Pero Rhyme no comprendía. El trabajo de un criminalista consiste en analizar las pruebas para ayudar a los investigadores a identificar un sospechoso y luego testificar en el juicio.

– Sabes quién es el criminal, conoces dónde vive. El fiscal de distrito tendrá un caso irrebatible. Aunque hubieran fastidiado la investigación en la escena del crimen -de la manera en que la policía de las pequeñas ciudades solía hacerlo- habrían dejado pruebas de sobra para obtener una condena.

– No. no. No es el juicio lo que nos preocupa, señor Rhyme. Es encontrarlos antes de que él mate a esas chicas. O al menos a Lydia. Pensamos que Mary Beth ya puede estar muerta. Mire, cuando esto sucedió me puse a hojear un manual de la policía estatal sobre investigación criminal. Decía que en el caso de un secuestro con fines sexuales generalmente se tienen 24 horas para encontrar a la víctima; después de ese tiempo se deshumanizan a los ojos del secuestrador y le es indiferente matar.

Sachs dijo:

– Llamaste muchacho al criminal. ¿Cuántos años tiene?

– Dieciséis.

– Delincuente juvenil.

– Técnicamente -dijo Bell-. Pero su historial es peor que el de la mayoría de nuestros delincuentes adultos.

– ¿Han hablado con su familia? -preguntó la pelirroja, como si fuese una conclusión inevitable que tanto ella como Rhyme estaban en el caso.
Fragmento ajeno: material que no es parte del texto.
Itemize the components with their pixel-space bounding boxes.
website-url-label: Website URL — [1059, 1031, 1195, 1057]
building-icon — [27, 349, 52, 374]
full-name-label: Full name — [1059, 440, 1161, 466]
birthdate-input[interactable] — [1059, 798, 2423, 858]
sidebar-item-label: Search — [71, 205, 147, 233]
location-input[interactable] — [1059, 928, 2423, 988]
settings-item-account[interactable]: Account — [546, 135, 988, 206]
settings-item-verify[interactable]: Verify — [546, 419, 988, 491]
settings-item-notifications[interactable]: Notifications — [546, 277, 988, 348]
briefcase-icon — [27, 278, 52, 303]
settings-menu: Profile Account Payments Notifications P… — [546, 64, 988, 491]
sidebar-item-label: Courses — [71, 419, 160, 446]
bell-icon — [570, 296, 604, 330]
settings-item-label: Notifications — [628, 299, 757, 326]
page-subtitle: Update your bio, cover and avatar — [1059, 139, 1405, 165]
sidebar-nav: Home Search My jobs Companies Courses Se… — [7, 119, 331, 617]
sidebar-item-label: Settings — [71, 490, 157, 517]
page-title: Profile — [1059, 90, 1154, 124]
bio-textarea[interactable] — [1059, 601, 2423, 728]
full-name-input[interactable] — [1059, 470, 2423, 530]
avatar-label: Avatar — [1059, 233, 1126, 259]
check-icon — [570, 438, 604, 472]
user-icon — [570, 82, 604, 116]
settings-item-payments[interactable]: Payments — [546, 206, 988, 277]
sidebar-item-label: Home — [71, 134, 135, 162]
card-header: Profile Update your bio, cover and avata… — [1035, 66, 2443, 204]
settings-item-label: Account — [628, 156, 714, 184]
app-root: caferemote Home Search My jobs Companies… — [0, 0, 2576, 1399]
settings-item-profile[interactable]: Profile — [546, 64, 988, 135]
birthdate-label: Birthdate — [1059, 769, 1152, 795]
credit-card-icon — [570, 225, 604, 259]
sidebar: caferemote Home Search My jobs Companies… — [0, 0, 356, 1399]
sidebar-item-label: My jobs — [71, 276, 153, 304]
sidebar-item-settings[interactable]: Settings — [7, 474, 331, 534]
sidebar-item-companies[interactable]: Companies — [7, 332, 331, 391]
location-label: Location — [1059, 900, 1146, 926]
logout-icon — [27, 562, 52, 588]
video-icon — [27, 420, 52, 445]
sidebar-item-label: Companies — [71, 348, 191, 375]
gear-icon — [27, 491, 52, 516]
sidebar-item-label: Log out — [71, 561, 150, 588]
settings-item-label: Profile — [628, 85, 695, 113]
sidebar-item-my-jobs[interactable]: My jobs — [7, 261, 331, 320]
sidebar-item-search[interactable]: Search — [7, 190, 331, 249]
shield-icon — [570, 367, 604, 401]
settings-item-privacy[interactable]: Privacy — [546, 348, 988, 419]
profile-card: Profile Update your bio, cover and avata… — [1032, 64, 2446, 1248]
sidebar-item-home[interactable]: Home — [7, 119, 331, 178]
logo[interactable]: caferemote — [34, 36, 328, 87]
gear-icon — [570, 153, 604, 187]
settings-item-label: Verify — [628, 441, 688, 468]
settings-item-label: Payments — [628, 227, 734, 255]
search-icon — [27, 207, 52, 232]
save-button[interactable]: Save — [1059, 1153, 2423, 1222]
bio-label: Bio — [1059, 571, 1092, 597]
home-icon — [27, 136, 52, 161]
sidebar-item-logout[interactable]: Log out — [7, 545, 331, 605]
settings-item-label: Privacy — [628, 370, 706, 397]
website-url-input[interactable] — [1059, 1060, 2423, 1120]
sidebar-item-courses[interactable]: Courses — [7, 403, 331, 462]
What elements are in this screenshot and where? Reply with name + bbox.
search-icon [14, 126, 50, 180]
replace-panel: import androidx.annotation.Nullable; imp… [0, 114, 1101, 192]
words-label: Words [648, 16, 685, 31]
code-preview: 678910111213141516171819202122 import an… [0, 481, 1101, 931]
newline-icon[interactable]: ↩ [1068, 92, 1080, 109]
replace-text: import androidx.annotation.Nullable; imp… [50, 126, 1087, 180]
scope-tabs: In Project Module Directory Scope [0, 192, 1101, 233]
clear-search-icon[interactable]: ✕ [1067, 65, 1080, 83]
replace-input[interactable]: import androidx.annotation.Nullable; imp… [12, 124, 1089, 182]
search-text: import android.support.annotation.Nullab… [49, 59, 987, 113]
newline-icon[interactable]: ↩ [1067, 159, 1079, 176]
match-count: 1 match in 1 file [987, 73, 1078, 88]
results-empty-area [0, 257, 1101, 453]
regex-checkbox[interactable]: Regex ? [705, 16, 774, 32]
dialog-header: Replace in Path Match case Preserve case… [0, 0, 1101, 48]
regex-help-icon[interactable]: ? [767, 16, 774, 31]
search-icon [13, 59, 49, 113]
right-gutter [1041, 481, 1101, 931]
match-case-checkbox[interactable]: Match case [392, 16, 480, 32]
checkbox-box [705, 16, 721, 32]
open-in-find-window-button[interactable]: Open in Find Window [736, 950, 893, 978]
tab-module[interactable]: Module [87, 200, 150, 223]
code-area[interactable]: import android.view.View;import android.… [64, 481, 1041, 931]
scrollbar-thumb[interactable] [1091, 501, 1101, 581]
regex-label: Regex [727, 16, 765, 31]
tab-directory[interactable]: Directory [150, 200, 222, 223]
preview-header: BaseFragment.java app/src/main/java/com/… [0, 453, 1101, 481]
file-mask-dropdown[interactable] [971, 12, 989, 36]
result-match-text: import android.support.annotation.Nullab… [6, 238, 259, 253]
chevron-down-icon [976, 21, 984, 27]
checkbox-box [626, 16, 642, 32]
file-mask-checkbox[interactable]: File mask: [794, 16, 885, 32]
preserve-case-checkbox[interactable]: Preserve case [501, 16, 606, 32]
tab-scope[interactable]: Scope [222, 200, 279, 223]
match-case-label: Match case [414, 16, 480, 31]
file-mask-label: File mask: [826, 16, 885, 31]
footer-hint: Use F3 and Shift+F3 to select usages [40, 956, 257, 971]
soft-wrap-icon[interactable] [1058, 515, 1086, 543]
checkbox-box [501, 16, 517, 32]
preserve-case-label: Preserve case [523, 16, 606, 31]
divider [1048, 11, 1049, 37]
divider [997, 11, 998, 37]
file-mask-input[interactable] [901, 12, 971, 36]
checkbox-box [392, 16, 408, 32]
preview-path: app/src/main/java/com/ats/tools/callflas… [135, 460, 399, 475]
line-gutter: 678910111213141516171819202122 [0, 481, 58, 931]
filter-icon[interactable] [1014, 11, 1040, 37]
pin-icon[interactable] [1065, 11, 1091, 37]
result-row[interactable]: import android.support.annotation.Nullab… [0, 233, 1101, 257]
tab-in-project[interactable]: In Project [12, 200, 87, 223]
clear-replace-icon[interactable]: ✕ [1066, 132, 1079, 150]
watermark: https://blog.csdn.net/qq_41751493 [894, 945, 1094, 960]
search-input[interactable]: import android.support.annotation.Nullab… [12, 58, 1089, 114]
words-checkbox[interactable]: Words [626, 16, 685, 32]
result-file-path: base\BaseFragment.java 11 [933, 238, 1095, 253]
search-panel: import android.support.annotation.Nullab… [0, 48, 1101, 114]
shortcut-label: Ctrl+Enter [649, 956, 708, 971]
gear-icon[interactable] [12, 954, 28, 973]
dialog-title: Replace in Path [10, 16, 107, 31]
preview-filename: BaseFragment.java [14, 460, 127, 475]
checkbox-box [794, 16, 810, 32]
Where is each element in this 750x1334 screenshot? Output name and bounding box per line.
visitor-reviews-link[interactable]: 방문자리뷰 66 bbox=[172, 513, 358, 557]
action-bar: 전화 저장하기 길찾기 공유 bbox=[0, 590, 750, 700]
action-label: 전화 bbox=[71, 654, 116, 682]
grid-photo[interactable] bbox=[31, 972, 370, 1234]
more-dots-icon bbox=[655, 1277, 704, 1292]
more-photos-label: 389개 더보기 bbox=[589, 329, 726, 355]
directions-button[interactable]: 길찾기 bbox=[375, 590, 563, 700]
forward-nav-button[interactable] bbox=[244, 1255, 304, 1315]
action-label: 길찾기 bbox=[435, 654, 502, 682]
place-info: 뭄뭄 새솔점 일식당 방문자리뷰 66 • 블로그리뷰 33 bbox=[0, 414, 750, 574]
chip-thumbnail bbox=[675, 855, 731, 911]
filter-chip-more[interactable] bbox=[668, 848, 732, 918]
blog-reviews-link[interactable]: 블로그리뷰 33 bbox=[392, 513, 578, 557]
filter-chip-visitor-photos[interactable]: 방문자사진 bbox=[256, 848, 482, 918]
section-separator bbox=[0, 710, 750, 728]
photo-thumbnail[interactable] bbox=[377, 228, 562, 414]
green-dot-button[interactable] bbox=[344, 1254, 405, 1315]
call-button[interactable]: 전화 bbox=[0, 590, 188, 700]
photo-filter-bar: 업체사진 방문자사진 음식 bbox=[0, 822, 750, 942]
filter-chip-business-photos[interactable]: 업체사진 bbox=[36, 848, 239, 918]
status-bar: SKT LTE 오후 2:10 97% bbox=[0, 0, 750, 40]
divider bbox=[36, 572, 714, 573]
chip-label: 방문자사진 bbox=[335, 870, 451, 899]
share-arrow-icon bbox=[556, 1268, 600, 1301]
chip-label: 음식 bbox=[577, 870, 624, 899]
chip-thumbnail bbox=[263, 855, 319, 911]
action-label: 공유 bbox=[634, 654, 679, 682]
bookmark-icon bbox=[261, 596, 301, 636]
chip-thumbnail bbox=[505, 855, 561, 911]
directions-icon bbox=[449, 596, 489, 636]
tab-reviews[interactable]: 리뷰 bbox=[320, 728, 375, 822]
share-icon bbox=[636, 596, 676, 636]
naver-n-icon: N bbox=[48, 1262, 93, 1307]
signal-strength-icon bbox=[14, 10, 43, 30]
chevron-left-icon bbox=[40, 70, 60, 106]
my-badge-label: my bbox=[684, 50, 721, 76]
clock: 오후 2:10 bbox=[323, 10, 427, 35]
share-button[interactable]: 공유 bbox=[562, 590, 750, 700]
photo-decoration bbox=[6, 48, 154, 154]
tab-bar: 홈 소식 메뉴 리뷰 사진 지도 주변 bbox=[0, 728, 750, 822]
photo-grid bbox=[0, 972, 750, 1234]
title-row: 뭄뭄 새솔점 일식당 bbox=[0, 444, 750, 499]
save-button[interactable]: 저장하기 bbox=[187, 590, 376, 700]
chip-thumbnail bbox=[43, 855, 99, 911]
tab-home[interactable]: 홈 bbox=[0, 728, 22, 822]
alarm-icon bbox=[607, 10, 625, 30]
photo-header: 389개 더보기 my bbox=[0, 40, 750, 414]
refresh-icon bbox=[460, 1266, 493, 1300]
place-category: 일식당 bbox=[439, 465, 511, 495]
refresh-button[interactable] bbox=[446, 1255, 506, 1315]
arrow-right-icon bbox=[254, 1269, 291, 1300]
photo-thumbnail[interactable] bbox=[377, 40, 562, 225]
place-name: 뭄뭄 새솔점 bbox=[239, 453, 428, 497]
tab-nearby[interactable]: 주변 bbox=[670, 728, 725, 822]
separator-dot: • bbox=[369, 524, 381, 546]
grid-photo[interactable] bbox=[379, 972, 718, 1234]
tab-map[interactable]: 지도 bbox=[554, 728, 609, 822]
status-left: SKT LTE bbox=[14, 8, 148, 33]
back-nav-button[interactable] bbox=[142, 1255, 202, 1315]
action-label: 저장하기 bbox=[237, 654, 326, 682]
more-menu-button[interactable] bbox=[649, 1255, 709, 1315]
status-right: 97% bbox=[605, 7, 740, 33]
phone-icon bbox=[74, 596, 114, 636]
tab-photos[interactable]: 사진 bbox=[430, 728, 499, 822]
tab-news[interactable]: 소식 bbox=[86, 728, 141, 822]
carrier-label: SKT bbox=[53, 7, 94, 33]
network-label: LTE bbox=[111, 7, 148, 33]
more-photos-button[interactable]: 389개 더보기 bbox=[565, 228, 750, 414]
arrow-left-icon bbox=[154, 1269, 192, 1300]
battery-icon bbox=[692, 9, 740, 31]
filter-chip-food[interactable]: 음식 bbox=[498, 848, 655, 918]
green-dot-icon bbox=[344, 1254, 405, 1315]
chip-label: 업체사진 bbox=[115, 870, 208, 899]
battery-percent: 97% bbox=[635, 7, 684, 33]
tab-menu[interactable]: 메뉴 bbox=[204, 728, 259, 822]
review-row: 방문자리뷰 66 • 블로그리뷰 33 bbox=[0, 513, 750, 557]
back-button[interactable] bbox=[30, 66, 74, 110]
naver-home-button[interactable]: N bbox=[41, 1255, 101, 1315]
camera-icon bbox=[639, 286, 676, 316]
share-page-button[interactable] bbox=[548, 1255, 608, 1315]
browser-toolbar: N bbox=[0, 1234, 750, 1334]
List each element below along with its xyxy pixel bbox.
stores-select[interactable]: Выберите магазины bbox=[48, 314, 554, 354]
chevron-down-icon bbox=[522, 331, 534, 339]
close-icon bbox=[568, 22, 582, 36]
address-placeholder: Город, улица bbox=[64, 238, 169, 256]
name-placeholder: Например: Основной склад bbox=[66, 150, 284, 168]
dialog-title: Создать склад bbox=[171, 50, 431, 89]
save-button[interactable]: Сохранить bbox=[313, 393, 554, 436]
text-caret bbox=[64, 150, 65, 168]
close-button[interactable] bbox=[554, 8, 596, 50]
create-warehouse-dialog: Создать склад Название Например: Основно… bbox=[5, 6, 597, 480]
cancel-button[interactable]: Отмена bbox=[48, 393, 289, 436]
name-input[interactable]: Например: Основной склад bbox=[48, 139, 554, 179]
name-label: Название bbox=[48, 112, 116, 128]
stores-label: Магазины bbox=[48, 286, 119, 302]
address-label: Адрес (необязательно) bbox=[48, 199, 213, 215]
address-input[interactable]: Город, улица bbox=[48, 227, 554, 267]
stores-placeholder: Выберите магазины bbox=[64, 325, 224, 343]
– Los padres están muertos. Tiene padres adoptivos. Registramos su habitación en su casa. No encontramos ningún escondrijo secreto, ni diarios, ni nada.

Nunca se encuentra, pensó Lincoln Rhyme, deseando con ansias que aquel hombre saliera corriendo hacia su impronunciable condado y se llevara sus problemas con él.

– Creo que debemos ayudarlo, Rhyme -dijo Sachs.

– Sachs, la operación…

Ella dijo:

– ¿Dos víctimas en dos días? Podría ir a más. -Los criminales progresivos son como adictos. Para satisfacer su ingente necesidad psicológica de violencia, la frecuencia y gravedad de sus actos van en aumento.

Bell asintió:

– Dices bien. Y hay cosas que no mencioné. Ha habido otras tres muertes en el condado Paquenoke en los últimos dos años y un suicidio cuestionable hace apenas unos días. Pensamos que el muchacho puede estar involucrado en todos ellos. Lo que ocurre es que no encontramos suficientes pruebas para detenerlo.

¿Pero entonces yo no estaba trabajando en estos casos, o sí? Pensó Rhyme antes de reflexionar que el orgullo sería probablemente el pecado que lo destruiría.

Con pocas ganas sintió que su motor mental se ponía en marcha, intrigado por los enigmas que el caso presentaba. Lo que había mantenido cuerdo a Lincoln Rhyme después de su accidente, lo que le había detenido ante la idea de encontrar a algún Jack Kevorkian que le ayudara con un suicidio asistido, eran los desafíos mentales como aquél.

– Tu operación no es hasta pasado mañana, Rhyme -presionó Sachs-. Y todo lo que tienes hasta entonces son esas pruebas.

Ah, tus motivos ocultos están apareciendo, Sachs…

Pero ella tenía un buen argumento. El permanecería largo tiempo inactivo hasta la operación. Y sería un tiempo inactivo preoperatorio, lo que significaba sin whisky escocés de dieciocho años. ¿De todas formas, qué podía hacer un tetrapléjico en una pequeña ciudad de Carolina del Norte? El enemigo mayor de Lincoln Rhyme no lo constituían los espasmos, el dolor fantasma o la disreflexia que asuelan a los pacientes medulares; era el aburrimiento.

– Os daré un día -dijo finalmente Rhyme-. Siempre y cuando no demore la operación. He estado en lista de espera durante catorce meses para conseguir este tratamiento.

– Es un trato, señor, -dijo Bell. Su cansado rostro se iluminó.